3. Mandatory Payment of Basic Holdback
Under the current regime, getting holdback paid was difficult as the payer may pay the basic holdback after all liens that may be claimed against the holdback are addressed. Bill 142 makes payment of basic holdback mandatory as payers shall pay the basic holdback after all liens are addressed. Where a payer refuses to pay the entire amount of holdback, it must deliver a written notice specifying the amount the payer refuses to pay within 40 days of the date on which the holdback is payable.

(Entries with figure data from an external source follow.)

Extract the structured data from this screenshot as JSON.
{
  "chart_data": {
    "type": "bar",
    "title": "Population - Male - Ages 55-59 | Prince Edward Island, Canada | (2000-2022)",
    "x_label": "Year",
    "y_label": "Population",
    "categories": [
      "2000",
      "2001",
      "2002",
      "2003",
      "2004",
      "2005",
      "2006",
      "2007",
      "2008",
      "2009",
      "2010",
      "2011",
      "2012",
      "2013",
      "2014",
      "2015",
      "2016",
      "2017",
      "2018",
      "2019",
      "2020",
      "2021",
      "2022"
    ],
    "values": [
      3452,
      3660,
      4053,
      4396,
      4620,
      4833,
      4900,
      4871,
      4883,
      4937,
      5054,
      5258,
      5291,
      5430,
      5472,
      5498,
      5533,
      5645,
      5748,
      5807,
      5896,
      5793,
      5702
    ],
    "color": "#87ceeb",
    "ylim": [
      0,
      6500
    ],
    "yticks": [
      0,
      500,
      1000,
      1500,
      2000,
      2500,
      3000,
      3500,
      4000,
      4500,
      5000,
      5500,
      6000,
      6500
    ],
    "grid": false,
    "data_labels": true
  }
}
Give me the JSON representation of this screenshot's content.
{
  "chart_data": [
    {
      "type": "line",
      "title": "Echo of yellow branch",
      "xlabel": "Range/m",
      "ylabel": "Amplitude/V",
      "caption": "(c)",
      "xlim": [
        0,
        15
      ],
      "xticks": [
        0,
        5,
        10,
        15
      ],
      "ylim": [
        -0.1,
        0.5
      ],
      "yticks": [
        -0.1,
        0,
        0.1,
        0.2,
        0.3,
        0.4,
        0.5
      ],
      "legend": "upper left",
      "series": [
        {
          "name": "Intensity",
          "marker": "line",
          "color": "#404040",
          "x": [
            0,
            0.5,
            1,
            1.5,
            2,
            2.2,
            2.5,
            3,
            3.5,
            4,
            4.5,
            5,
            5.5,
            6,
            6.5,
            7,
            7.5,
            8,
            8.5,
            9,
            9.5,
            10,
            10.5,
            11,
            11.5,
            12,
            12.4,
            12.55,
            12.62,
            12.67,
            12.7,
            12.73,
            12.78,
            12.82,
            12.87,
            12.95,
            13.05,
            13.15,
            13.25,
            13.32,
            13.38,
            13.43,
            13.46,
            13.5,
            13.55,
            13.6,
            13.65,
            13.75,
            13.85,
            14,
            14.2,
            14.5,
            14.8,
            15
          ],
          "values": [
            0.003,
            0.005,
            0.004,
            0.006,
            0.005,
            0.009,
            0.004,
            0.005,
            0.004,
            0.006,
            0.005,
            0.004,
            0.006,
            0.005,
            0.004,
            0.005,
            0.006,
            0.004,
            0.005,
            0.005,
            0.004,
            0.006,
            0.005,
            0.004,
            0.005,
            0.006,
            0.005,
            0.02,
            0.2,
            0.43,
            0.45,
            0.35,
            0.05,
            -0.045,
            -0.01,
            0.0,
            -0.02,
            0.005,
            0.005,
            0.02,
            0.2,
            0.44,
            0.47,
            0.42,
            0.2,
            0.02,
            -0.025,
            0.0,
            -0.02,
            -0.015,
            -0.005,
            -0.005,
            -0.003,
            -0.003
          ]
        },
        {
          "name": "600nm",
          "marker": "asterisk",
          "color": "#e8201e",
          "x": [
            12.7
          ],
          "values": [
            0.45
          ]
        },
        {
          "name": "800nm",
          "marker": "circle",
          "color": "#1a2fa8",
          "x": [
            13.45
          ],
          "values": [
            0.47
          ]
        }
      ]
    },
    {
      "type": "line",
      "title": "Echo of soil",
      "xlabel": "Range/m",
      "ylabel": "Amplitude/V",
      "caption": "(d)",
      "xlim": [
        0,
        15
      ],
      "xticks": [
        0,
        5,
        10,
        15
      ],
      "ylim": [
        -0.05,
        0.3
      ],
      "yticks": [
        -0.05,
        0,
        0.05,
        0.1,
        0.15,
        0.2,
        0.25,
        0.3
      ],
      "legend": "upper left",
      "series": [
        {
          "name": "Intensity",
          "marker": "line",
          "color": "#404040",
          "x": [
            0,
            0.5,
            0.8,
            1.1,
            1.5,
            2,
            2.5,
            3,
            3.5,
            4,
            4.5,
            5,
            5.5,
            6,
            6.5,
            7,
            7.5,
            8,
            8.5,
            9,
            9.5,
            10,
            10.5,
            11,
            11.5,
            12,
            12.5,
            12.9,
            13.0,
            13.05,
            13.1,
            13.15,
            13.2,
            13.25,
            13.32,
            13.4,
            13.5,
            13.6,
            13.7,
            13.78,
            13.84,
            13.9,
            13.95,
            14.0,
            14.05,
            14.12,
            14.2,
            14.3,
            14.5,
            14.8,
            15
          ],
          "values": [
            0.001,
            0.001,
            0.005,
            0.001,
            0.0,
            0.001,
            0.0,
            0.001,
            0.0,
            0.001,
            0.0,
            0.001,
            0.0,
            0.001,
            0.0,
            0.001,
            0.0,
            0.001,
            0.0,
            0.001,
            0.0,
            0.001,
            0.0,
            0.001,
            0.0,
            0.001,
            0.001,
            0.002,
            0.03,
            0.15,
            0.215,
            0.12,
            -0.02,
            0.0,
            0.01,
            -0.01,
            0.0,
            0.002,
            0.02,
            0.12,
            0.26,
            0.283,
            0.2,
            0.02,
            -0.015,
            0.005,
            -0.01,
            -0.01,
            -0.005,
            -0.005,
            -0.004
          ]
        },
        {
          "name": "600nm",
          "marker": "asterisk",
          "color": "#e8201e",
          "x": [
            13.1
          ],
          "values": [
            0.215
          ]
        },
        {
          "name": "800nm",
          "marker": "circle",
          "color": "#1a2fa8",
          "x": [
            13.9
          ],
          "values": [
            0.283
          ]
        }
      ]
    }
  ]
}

4. Accounting of Trust Funds
The Bill introduces new accounting requirements. The trustee must deposit project funds into an account in its own name and must maintain written records detailing amounts received and
paid. Funds deposited into the account form separate trusts and are deemed traceable. Time will tell whether these amendments will address insolvency issues whereas project trust accounts would have been more effective at ensuring payment to trades, including in the event of an insolvency.
5. Lien Modernization
The well-known 45-day period for preserving a lien is amended to 60 days and then another 90 days to start the action. The timing to preserve liens is consistent with the period within which a payer gives a notice of non-payment of all or part of the holdback. Another aspect of modernization relates to the amount of security posted to vacate a lien. Under the current regime, a party posts 25 per cent of the lien value to a maximum of $50,000 as security for costs. The amendments would require security for costs to a maximum of $250,000. Payment of security may now be a consideration in deciding whether a party posts security, settles the lien or at least pays what it owes to reduce the lien value. The extent to which these reforms will be adopted remains to be seen. However, these are much-needed improvements and reforms to the current legislation.